Bewertung:

Die Nutzerbewertungen von „Showdown at the House of Games“ zeigen gemischte Gefühle über die Struktur des Buches und die Entwicklung der Charaktere. Viele Leser schätzen Dennis Lehanes Schreibstil und die komplexe Entwicklung der Charaktere, insbesondere der Protagonistin Rachel Childs, kritisieren aber den langsamen Beginn und das unbefriedigende Ende des Buches.
Vorteile:Die Leser lobten die Entwicklung der Charaktere, insbesondere der Protagonistin Rachel, und den Schreibstil, den sie als flüssig und einnehmend beschrieben. Einige fanden, das Buch sei ein „Pageturner“ mit unerwarteten Wendungen, der sie bei der Stange hält. Auch die emotionale Tiefe und die Mischung der Genres wurden geschätzt.
Nachteile:Die Kritiker bemängelten ein langsames Anfangstempo, das es schwer machte, sich auf das Buch einzulassen, und viele Hintergrundgeschichten, die übertrieben oder irrelevant erschienen. Einige meinten, die Handlung sei weit hergeholt und inkonsistent, insbesondere in der zweiten Hälfte.
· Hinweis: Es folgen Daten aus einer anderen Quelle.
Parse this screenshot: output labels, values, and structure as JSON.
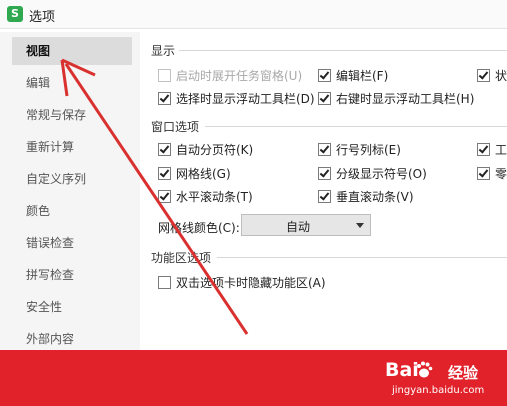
{
  "window": {
    "title": "选项",
    "app_icon_letter": "S",
    "app_color": "#2fa84f"
  },
  "sidebar": {
    "items": [
      {
        "label": "视图",
        "active": true
      },
      {
        "label": "编辑"
      },
      {
        "label": "常规与保存"
      },
      {
        "label": "重新计算"
      },
      {
        "label": "自定义序列"
      },
      {
        "label": "颜色"
      },
      {
        "label": "错误检查"
      },
      {
        "label": "拼写检查"
      },
      {
        "label": "安全性"
      },
      {
        "label": "外部内容"
      }
    ]
  },
  "sections": {
    "display": {
      "title": "显示",
      "options": [
        {
          "label": "启动时展开任务窗格(U)",
          "checked": false,
          "disabled": true
        },
        {
          "label": "编辑栏(F)",
          "checked": true
        },
        {
          "label": "状",
          "checked": true
        },
        {
          "label": "选择时显示浮动工具栏(D)",
          "checked": true
        },
        {
          "label": "右键时显示浮动工具栏(H)",
          "checked": true
        }
      ]
    },
    "window": {
      "title": "窗口选项",
      "options": [
        {
          "label": "自动分页符(K)",
          "checked": true
        },
        {
          "label": "行号列标(E)",
          "checked": true
        },
        {
          "label": "工",
          "checked": true
        },
        {
          "label": "网格线(G)",
          "checked": true
        },
        {
          "label": "分级显示符号(O)",
          "checked": true
        },
        {
          "label": "零",
          "checked": true
        },
        {
          "label": "水平滚动条(T)",
          "checked": true
        },
        {
          "label": "垂直滚动条(V)",
          "checked": true
        }
      ],
      "gridline_color_label": "网格线颜色(C):",
      "gridline_color_value": "自动"
    },
    "ribbon": {
      "title": "功能区选项",
      "options": [
        {
          "label": "双击选项卡时隐藏功能区(A)",
          "checked": false
        }
      ]
    }
  },
  "watermark": {
    "logo_text": "Bai",
    "logo_suffix": "经验",
    "url": "jingyan.baidu.com",
    "color": "#e2222b"
  },
  "annotation": {
    "arrow_color": "#d9312f"
  }
}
Das abrupte Ende und die fehlende Auflösung ließen viele Leser enttäuscht zurück.
(basierend auf 1249 Leserbewertungen)
Since We Fell
„Endlos überraschend... Eine) verschlungene Geschichte.“
--Wall Street Journal
Nach einem sehr öffentlichen Nervenzusammenbruch lebt Rachel Childs, einst eine hartnäckige, weltreisende Journalistin, nun praktisch zurückgezogen. Ansonsten genießt sie jedoch ein ideales Leben mit einem idealen Ehemann. Bis eine zufällige Begegnung an einem regnerischen Nachmittag dieses ideale Leben ins Wanken bringt. Wie auch Rachels Ehe. Wie auch Rachel selbst. Als sie in eine Verschwörung voller Täuschung, Gewalt und möglicherweise Wahnsinn hineingezogen wird, muss Rachel die Kraft in sich selbst finden, um unvorstellbare Ängste und bewusstseinsverändernde Wahrheiten zu überwinden.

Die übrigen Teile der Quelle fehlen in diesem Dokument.